The Internet can be a dangerous place. One of Maxthon’s biggest goals is to provide users with safe and secure Internet browsing that won’t be compromised by hackers or third-party advertisers. We take several measures on our end to make sure your computer and your web history remains safe.
Here are just a few steps you can take when it comes to ensure you’re safely browsing the Internet and keeping important information – such as usernames, account information, chat logs, etc – out of the hands of others.
1st Step: Check the URL in the address bar
Typically, websites use the prefix ‘http://’, but secure websites will use ‘https://’ – the extra ‘s’ means your connection to the website is encrypted.
2nd Step: Check for the green briefcase symbol
In Maxthon, when a site is secure, you’ll see a green briefcase that will show the website is verified and certified. We confirm through third parties that websites really are who they say they are.

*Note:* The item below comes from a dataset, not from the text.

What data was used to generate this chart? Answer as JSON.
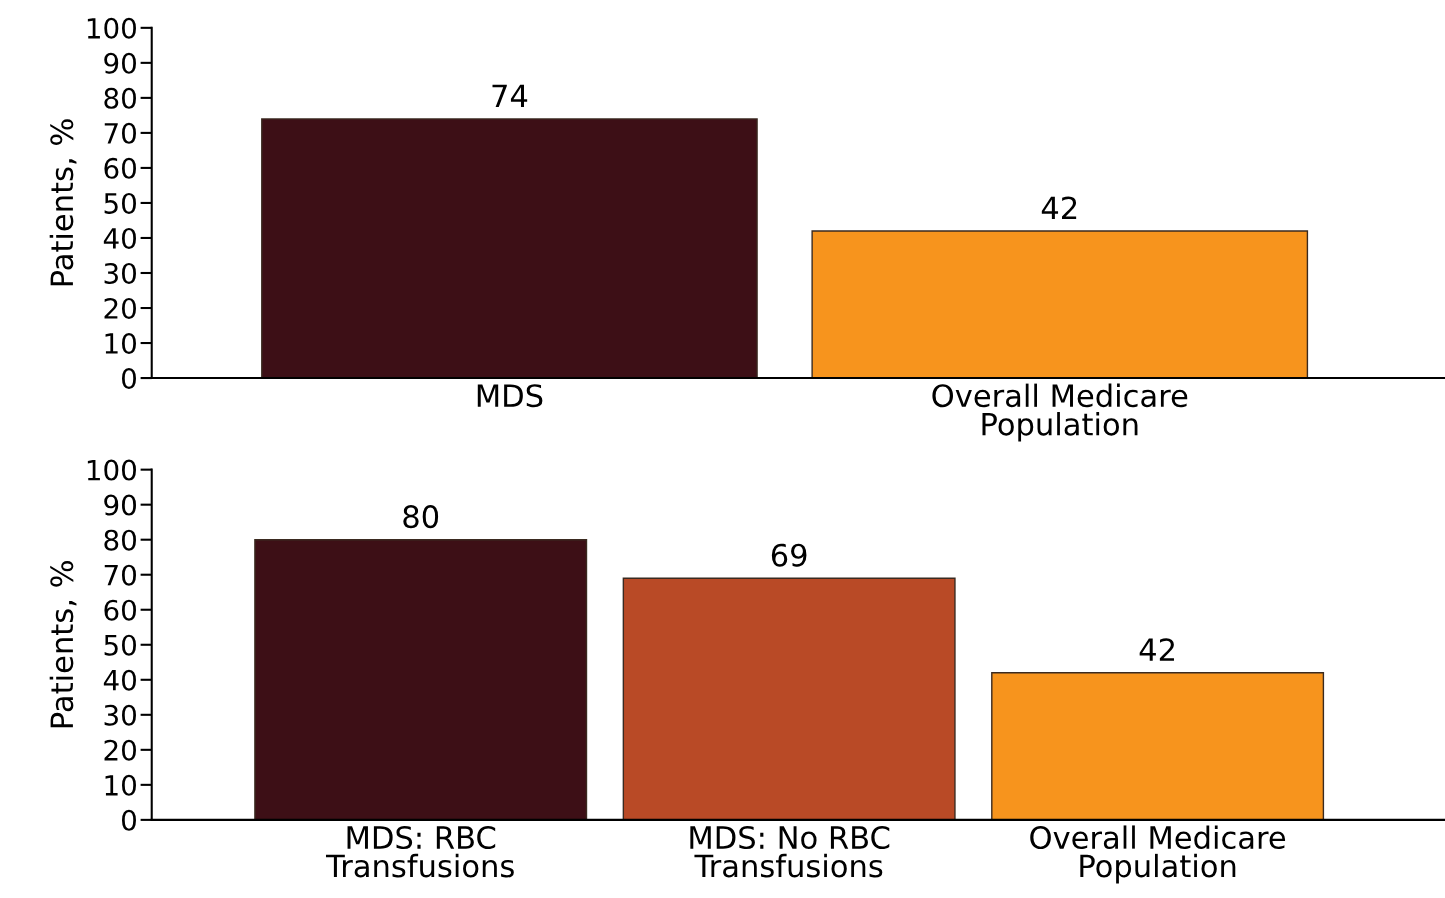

3rd Step: If you get an SSL warning, do not click through
If Maxthon believes the website you’re trying to connect to isn’t what it should be, a warning will be displayed about the site’s security certificate being untrusted. To be safe, you shouldn’t proceed unless you know or understand the technical reason why you’ve received the warning.
Maxthon’s EXTRA step: Triple threat security system
We have an arsenal of security systems and processes to keep you and your data safe, so you can freely enjoy your web the way you want it, when you want it, wherever you want it. We look at security across three major areas: (a) Encryption for over the air (OTA) processes; (b) Spreading out that data across multiple servers and (c) maintaining strict personnel practices.
Step A: Encryption for over the air (OTA) processes – Your web browsing history, passwords, messages, etc. are encrypted in the same method as used by the US government. This means anyone trying to ‘listen in’ or hack your information will be unable to decipher the message.
Step B: Spreading out that data throughout several different servers – Your (now-encrypted) data is then cryptographically ‘hashed’ and distributed to different servers in our architecture. Your information gets chopped up into multiple chunks, which are separately encrypted.
Step C: Maintaining strict personnel practices – Finally, we take a serious approach to personnel practices. Maxthon employs a small, core team of network operations specialists who can access any of the servers where your data (now-encrypted and now-hashed) lives.
Finally, there’s the ‘key’ – which is how to unlock this data. Some cloud services maintain the customer’s ‘key’ in their cloud. Maxthon keeps that key limited to the physical device – meaning you would have to have physical possession of the device in question to access decrypted Cloud content.
Simply put, we refuse to make it easy for hackers. If an unauthorized individual or government agency tries to hack your web browser looking for data or files, they will be met with a wall of security custom-designed by Maxthon, with the sole purpose of keeping your information safe.
Thank you again for supporting Maxthon Web Browsers.